# Here Is My Grandfarthers Watch



## river rat (Nov 14, 2008)

This is my granddads pocket watch it was given to him on his 21st birthday and then my dad gave it to me I saw a few post of other's showing there granddad's watches so I thought I would post mine I like the Elk on the back of the hunter case.


----------



## Mikrolisk (Jan 23, 2008)

Wow, a really fine watch, made in finest quality (you can see that on the engraved patented regulator wheel).
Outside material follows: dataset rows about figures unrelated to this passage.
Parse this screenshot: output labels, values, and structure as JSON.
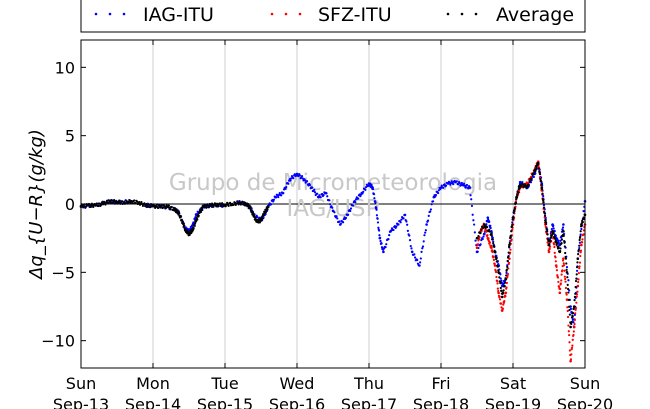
{
  "chart_data": {
    "type": "scatter",
    "ylim": [
      -12,
      12
    ],
    "xlim": [
      0,
      7
    ],
    "yticks": [
      -10,
      -5,
      0,
      5,
      10
    ],
    "ytick_labels": [
      "−10",
      "−5",
      "0",
      "5",
      "10"
    ],
    "xticks": [
      {
        "x": 0,
        "day": "Sun",
        "date": "Sep-13"
      },
      {
        "x": 1,
        "day": "Mon",
        "date": "Sep-14"
      },
      {
        "x": 2,
        "day": "Tue",
        "date": "Sep-15"
      },
      {
        "x": 3,
        "day": "Wed",
        "date": "Sep-16"
      },
      {
        "x": 4,
        "day": "Thu",
        "date": "Sep-17"
      },
      {
        "x": 5,
        "day": "Fri",
        "date": "Sep-18"
      },
      {
        "x": 6,
        "day": "Sat",
        "date": "Sep-19"
      },
      {
        "x": 7,
        "day": "Sun",
        "date": "Sep-20"
      }
    ],
    "ylabel": "Δq_{U−R}(g/kg)",
    "grid": "vertical",
    "legend_position": "top",
    "watermark": [
      "Grupo de Micrometeorologia",
      "IAG/USP"
    ],
    "series": [
      {
        "name": "IAG-ITU",
        "color": "#0000ff",
        "x": [
          0.0,
          0.2,
          0.4,
          0.5,
          0.7,
          0.9,
          1.0,
          1.2,
          1.35,
          1.45,
          1.5,
          1.55,
          1.6,
          1.7,
          1.8,
          2.0,
          2.2,
          2.35,
          2.4,
          2.5,
          2.55,
          2.6,
          2.7,
          2.8,
          2.9,
          3.0,
          3.1,
          3.2,
          3.3,
          3.4,
          3.5,
          3.6,
          3.7,
          3.8,
          3.9,
          4.0,
          4.05,
          4.1,
          4.15,
          4.2,
          4.3,
          4.4,
          4.5,
          4.6,
          4.7,
          4.8,
          4.9,
          5.0,
          5.1,
          5.2,
          5.3,
          5.4,
          5.5,
          5.6,
          5.65,
          5.7,
          5.75,
          5.8,
          5.85,
          5.9,
          6.0,
          6.05,
          6.1,
          6.2,
          6.3,
          6.35,
          6.4,
          6.45,
          6.5,
          6.55,
          6.6,
          6.65,
          6.7,
          6.8,
          6.85,
          6.9,
          7.0
        ],
        "y": [
          -0.2,
          -0.1,
          0.2,
          0.1,
          0.2,
          -0.1,
          -0.1,
          -0.2,
          -0.5,
          -1.8,
          -2.0,
          -1.6,
          -0.8,
          -0.2,
          -0.1,
          -0.1,
          0.2,
          -0.2,
          -0.8,
          -1.2,
          -0.8,
          -0.2,
          0.5,
          0.8,
          1.8,
          2.2,
          1.8,
          1.2,
          0.5,
          0.8,
          -0.5,
          -1.5,
          -0.8,
          0.2,
          0.8,
          1.5,
          1.2,
          -0.3,
          -2.5,
          -3.5,
          -2.0,
          -1.5,
          -0.8,
          -3.5,
          -4.5,
          -1.5,
          0.5,
          1.2,
          1.5,
          1.6,
          1.4,
          1.2,
          -3.5,
          -2.2,
          -1.0,
          -2.0,
          -3.5,
          -4.5,
          -6.0,
          -5.5,
          -1.0,
          0.5,
          1.6,
          1.2,
          2.2,
          3.0,
          1.5,
          -1.0,
          -3.0,
          -1.5,
          -2.5,
          -3.0,
          -1.5,
          -7.5,
          -9.0,
          -4.0,
          0.2
        ]
      },
      {
        "name": "SFZ-ITU",
        "color": "#ff0000",
        "x": [
          5.5,
          5.55,
          5.6,
          5.65,
          5.7,
          5.75,
          5.8,
          5.85,
          5.9,
          5.95,
          6.0,
          6.05,
          6.1,
          6.2,
          6.3,
          6.35,
          6.4,
          6.45,
          6.5,
          6.55,
          6.6,
          6.65,
          6.7,
          6.75,
          6.8,
          6.85,
          6.9,
          6.95,
          7.0
        ],
        "y": [
          -3.2,
          -2.0,
          -1.5,
          -2.5,
          -3.2,
          -4.5,
          -6.5,
          -7.8,
          -6.5,
          -4.0,
          -1.5,
          0.5,
          1.2,
          1.5,
          2.5,
          3.1,
          1.0,
          -1.5,
          -3.5,
          -2.0,
          -4.5,
          -6.5,
          -4.0,
          -7.0,
          -11.5,
          -9.0,
          -6.0,
          -3.0,
          -1.5
        ]
      },
      {
        "name": "Average",
        "color": "#000000",
        "x": [
          0.0,
          0.1,
          0.2,
          0.3,
          0.4,
          0.5,
          0.6,
          0.7,
          0.8,
          0.9,
          1.0,
          1.1,
          1.2,
          1.3,
          1.35,
          1.4,
          1.45,
          1.5,
          1.55,
          1.6,
          1.65,
          1.7,
          1.8,
          1.9,
          2.0,
          2.1,
          2.2,
          2.3,
          2.35,
          2.4,
          2.45,
          2.5,
          2.55,
          2.6,
          5.5,
          5.6,
          5.7,
          5.75,
          5.8,
          5.85,
          5.9,
          5.95,
          6.0,
          6.05,
          6.1,
          6.2,
          6.3,
          6.35,
          6.4,
          6.45,
          6.5,
          6.55,
          6.6,
          6.65,
          6.7,
          6.75,
          6.8,
          6.85,
          6.9,
          6.95,
          7.0
        ],
        "y": [
          -0.15,
          -0.1,
          -0.1,
          0.0,
          0.2,
          0.15,
          0.1,
          0.2,
          0.1,
          -0.1,
          -0.15,
          -0.2,
          -0.2,
          -0.4,
          -0.6,
          -1.2,
          -1.9,
          -2.2,
          -1.9,
          -1.2,
          -0.6,
          -0.2,
          -0.1,
          -0.05,
          -0.05,
          0.0,
          0.1,
          0.0,
          -0.3,
          -0.9,
          -1.3,
          -1.2,
          -0.6,
          -0.2,
          -2.5,
          -1.5,
          -2.2,
          -3.5,
          -5.0,
          -6.8,
          -5.5,
          -3.0,
          -1.0,
          0.5,
          1.4,
          1.3,
          2.4,
          3.0,
          1.2,
          -1.2,
          -3.0,
          -2.0,
          -2.8,
          -3.5,
          -2.0,
          -5.0,
          -9.0,
          -7.5,
          -4.0,
          -1.5,
          -0.8
        ]
      }
    ]
  }
}
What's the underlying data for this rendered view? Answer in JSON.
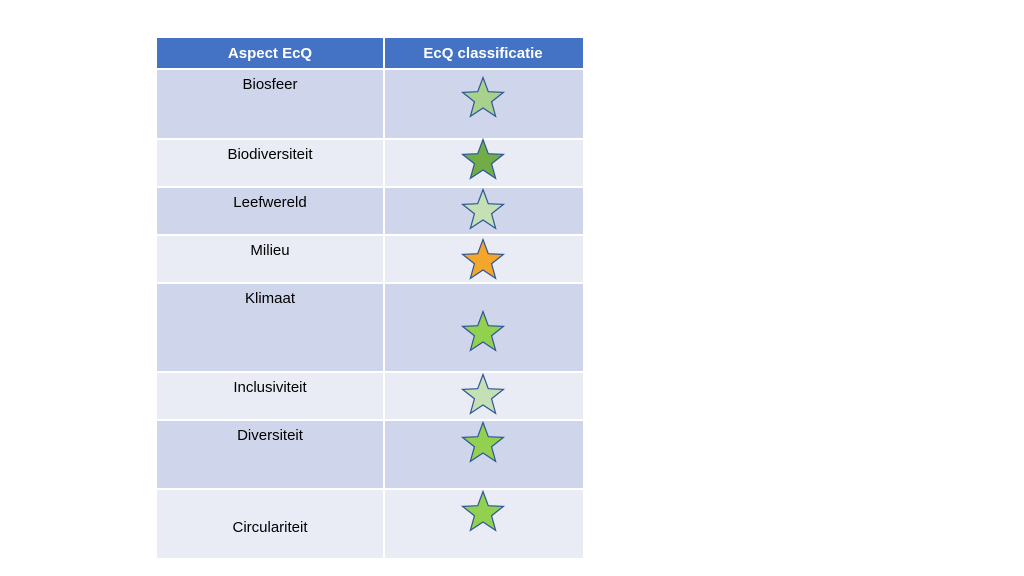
{
  "table": {
    "headers": {
      "aspect": "Aspect EcQ",
      "classification": "EcQ classificatie"
    },
    "rows": [
      {
        "label": "Biosfeer",
        "star_color": "#a9d18e"
      },
      {
        "label": "Biodiversiteit",
        "star_color": "#70ad47"
      },
      {
        "label": "Leefwereld",
        "star_color": "#c5e0b4"
      },
      {
        "label": "Milieu",
        "star_color": "#f4a62a"
      },
      {
        "label": "Klimaat",
        "star_color": "#92d050"
      },
      {
        "label": "Inclusiviteit",
        "star_color": "#c5e0b4"
      },
      {
        "label": "Diversiteit",
        "star_color": "#92d050"
      },
      {
        "label": "Circulariteit",
        "star_color": "#92d050"
      }
    ],
    "star_outline_color": "#2f5597",
    "icon": "star-icon"
  }
}
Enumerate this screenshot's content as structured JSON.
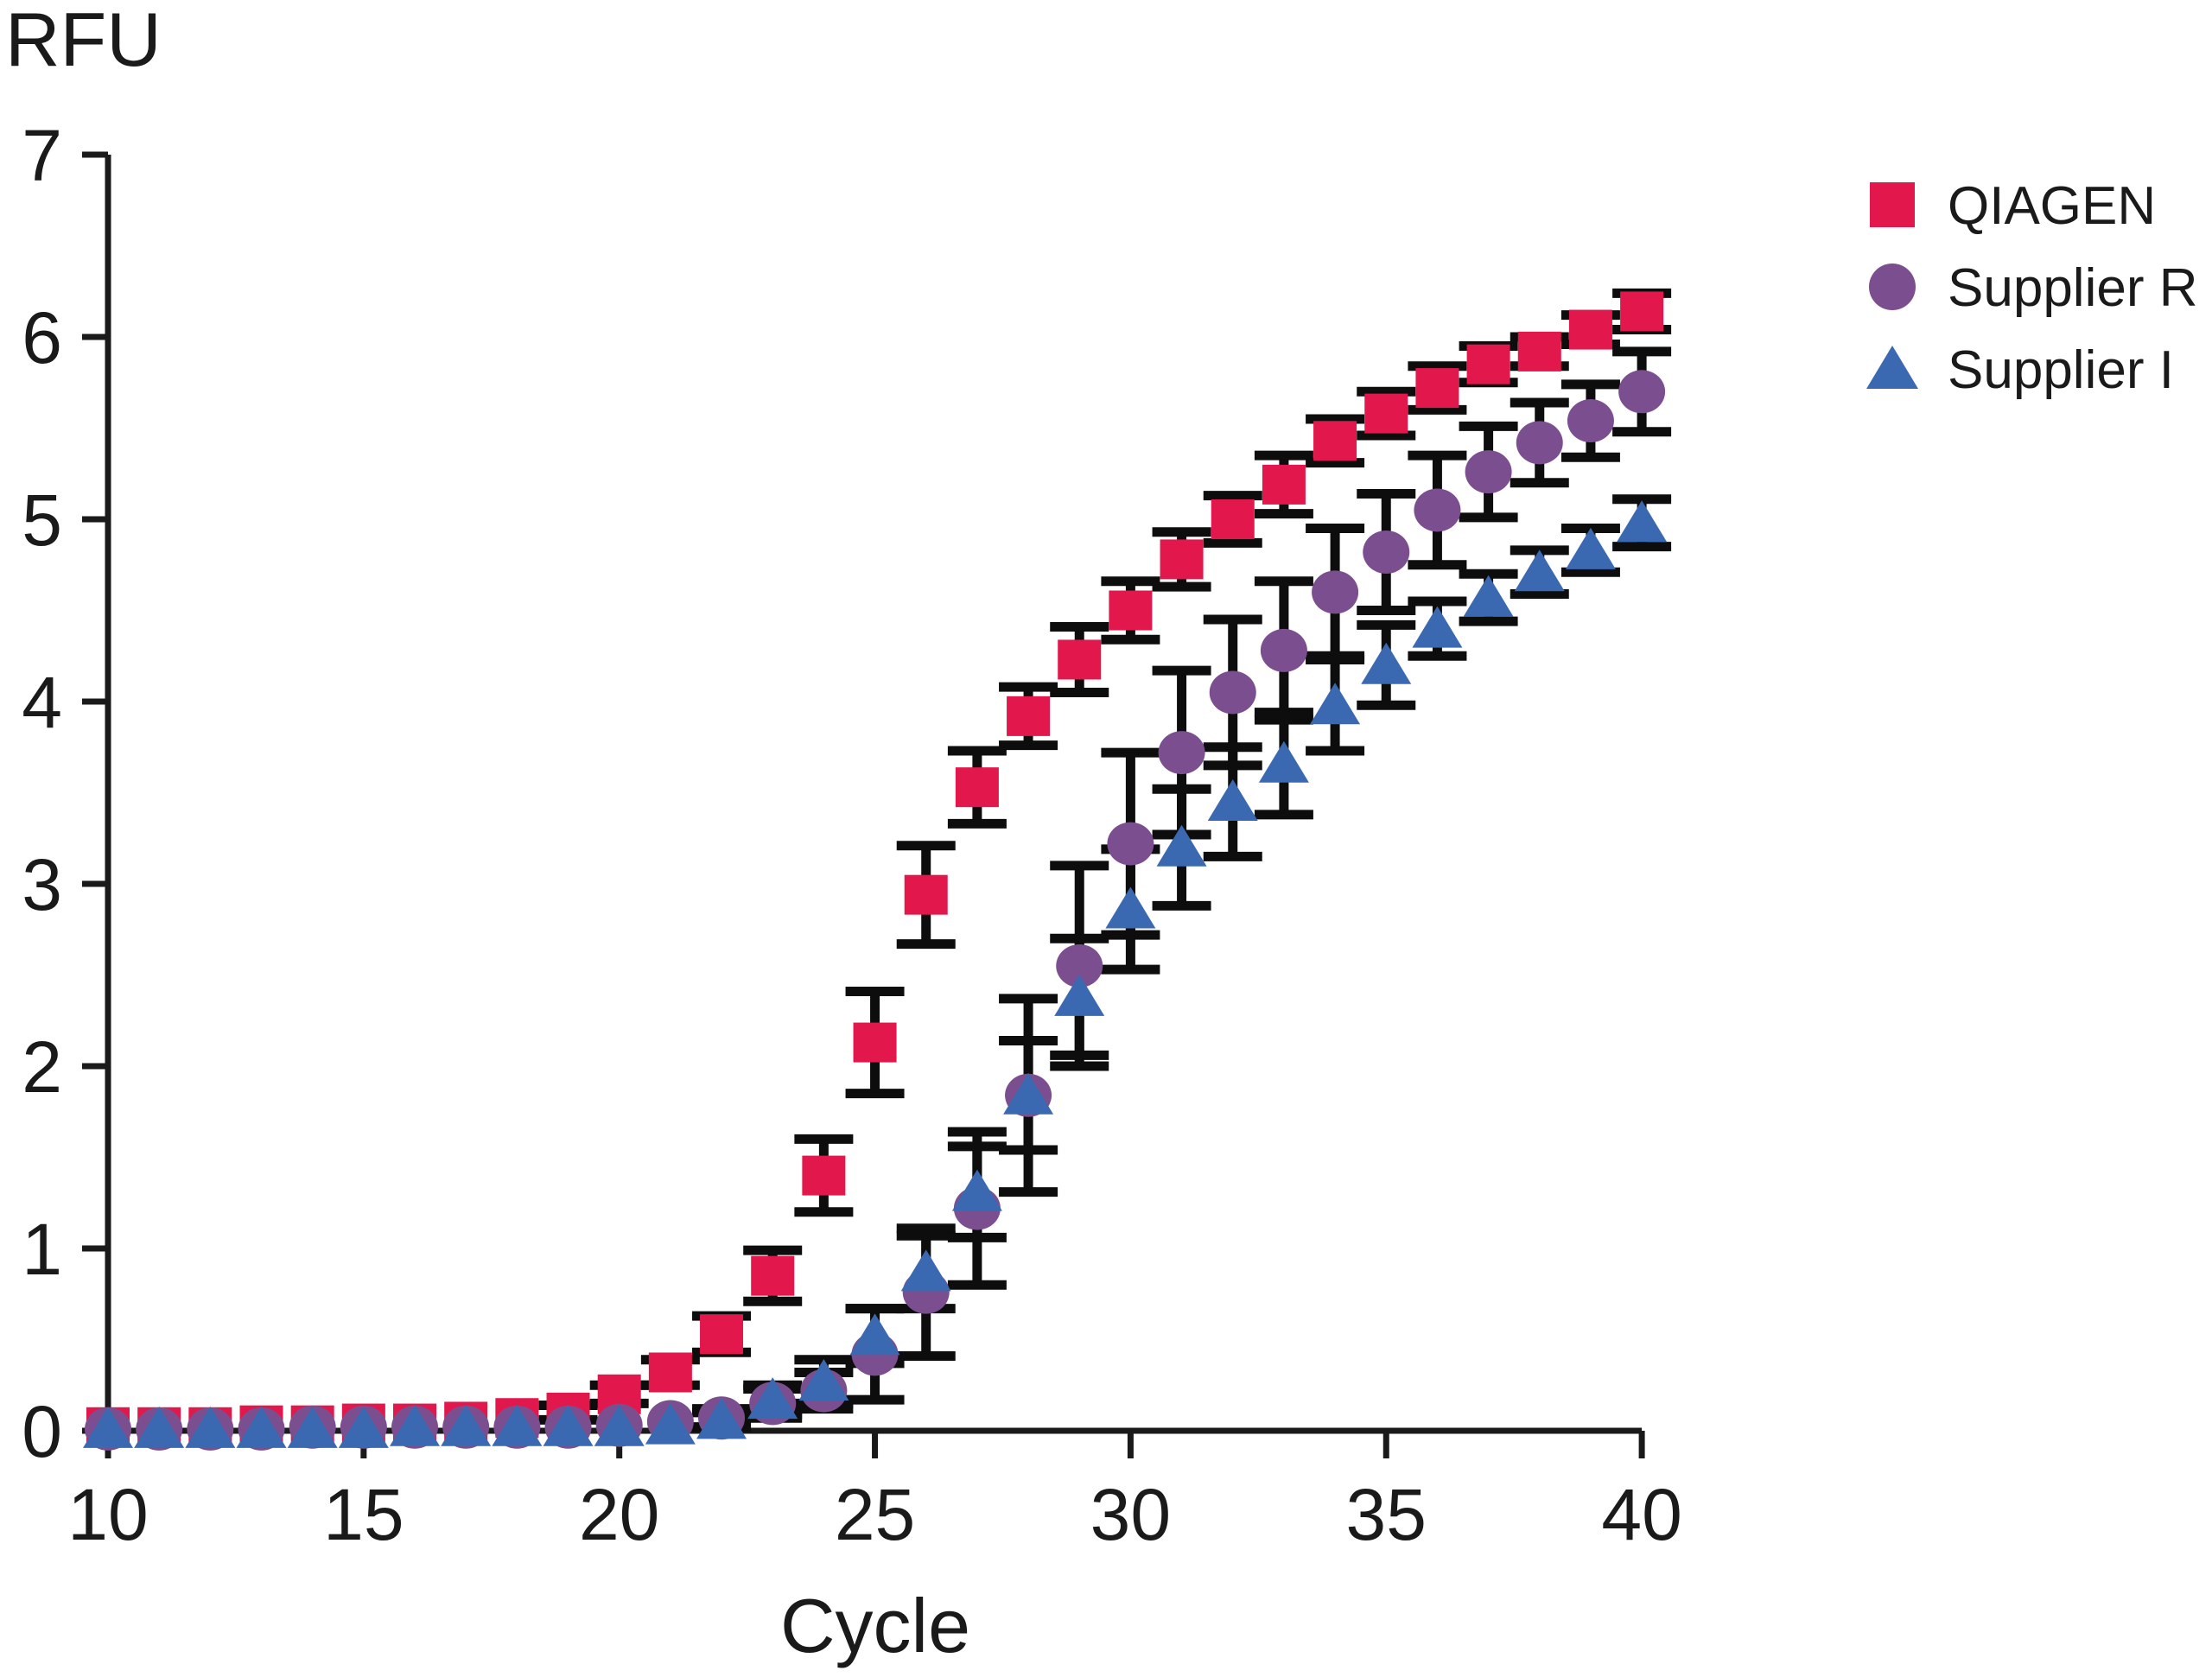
{
  "page": {
    "background": "#ffffff",
    "text_color": "#1a1a1a"
  },
  "chart_data": {
    "type": "scatter",
    "title": "",
    "xlabel": "Cycle",
    "ylabel": "RFU",
    "grid": false,
    "legend_position": "top-right",
    "xlim": [
      10,
      40
    ],
    "ylim": [
      0,
      7
    ],
    "x_ticks": [
      10,
      15,
      20,
      25,
      30,
      35,
      40
    ],
    "y_ticks": [
      0,
      1,
      2,
      3,
      4,
      5,
      6,
      7
    ],
    "x": [
      10,
      11,
      12,
      13,
      14,
      15,
      16,
      17,
      18,
      19,
      20,
      21,
      22,
      23,
      24,
      25,
      26,
      27,
      28,
      29,
      30,
      31,
      32,
      33,
      34,
      35,
      36,
      37,
      38,
      39,
      40
    ],
    "series": [
      {
        "name": "QIAGEN",
        "marker": "square",
        "color": "#e2174b",
        "values": [
          0.02,
          0.02,
          0.02,
          0.03,
          0.03,
          0.04,
          0.04,
          0.05,
          0.07,
          0.1,
          0.2,
          0.32,
          0.53,
          0.85,
          1.4,
          2.13,
          2.94,
          3.53,
          3.92,
          4.23,
          4.5,
          4.78,
          5.0,
          5.19,
          5.43,
          5.58,
          5.72,
          5.85,
          5.92,
          6.04,
          6.14
        ],
        "errors": [
          0,
          0,
          0,
          0,
          0,
          0,
          0,
          0,
          0,
          0.04,
          0.05,
          0.07,
          0.1,
          0.14,
          0.2,
          0.28,
          0.27,
          0.2,
          0.16,
          0.18,
          0.16,
          0.15,
          0.13,
          0.16,
          0.12,
          0.12,
          0.12,
          0.1,
          0.08,
          0.08,
          0.1
        ]
      },
      {
        "name": "Supplier R",
        "marker": "circle",
        "color": "#7b4e8f",
        "values": [
          0.01,
          0.01,
          0.01,
          0.01,
          0.02,
          0.02,
          0.02,
          0.02,
          0.02,
          0.02,
          0.03,
          0.05,
          0.07,
          0.15,
          0.22,
          0.42,
          0.76,
          1.22,
          1.84,
          2.55,
          3.22,
          3.72,
          4.05,
          4.28,
          4.6,
          4.82,
          5.05,
          5.26,
          5.42,
          5.54,
          5.7
        ],
        "errors": [
          0,
          0,
          0,
          0,
          0,
          0,
          0,
          0,
          0,
          0,
          0,
          0,
          0.05,
          0.08,
          0.1,
          0.25,
          0.35,
          0.42,
          0.53,
          0.55,
          0.5,
          0.45,
          0.4,
          0.38,
          0.35,
          0.32,
          0.3,
          0.25,
          0.22,
          0.2,
          0.22
        ]
      },
      {
        "name": "Supplier I",
        "marker": "triangle",
        "color": "#3a69b2",
        "values": [
          0.01,
          0.01,
          0.01,
          0.01,
          0.01,
          0.01,
          0.02,
          0.02,
          0.02,
          0.02,
          0.02,
          0.03,
          0.06,
          0.17,
          0.27,
          0.52,
          0.87,
          1.31,
          1.84,
          2.38,
          2.86,
          3.2,
          3.45,
          3.66,
          3.98,
          4.2,
          4.4,
          4.57,
          4.71,
          4.83,
          4.98
        ],
        "errors": [
          0,
          0,
          0,
          0,
          0,
          0,
          0,
          0,
          0,
          0,
          0,
          0,
          0.04,
          0.08,
          0.12,
          0.15,
          0.2,
          0.25,
          0.3,
          0.32,
          0.33,
          0.32,
          0.3,
          0.28,
          0.25,
          0.22,
          0.15,
          0.13,
          0.12,
          0.12,
          0.13
        ]
      }
    ]
  }
}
When you tell us the serial number on the movement (quite unreadable), I / we can tell you much more.

Andreas


----------



## river rat (Nov 14, 2008)

Here is the info I found Waltham A.W.W. Co model 1908,16 size,17 jewel,pendent set,serial no 17995676 made in 1910 ,hunter case


----------



## Hemlock (Aug 20, 2007)

That is so gorgeous, you lucky man.


----------



## Griff (Feb 23, 2003)

A real treasure is that


----------



## Mikrolisk (Jan 23, 2008)

Hmm... something is wrong with the regulator... actually the (patented) star wheel should be connected to the regulator hand.

Andreas


----------



## river rat (Nov 14, 2008)

Your right Andreas I never notice that before the whole regulator has been changed I have a couple of watch that have it and looked at a few books some time through the years the regulator was replaced.


----------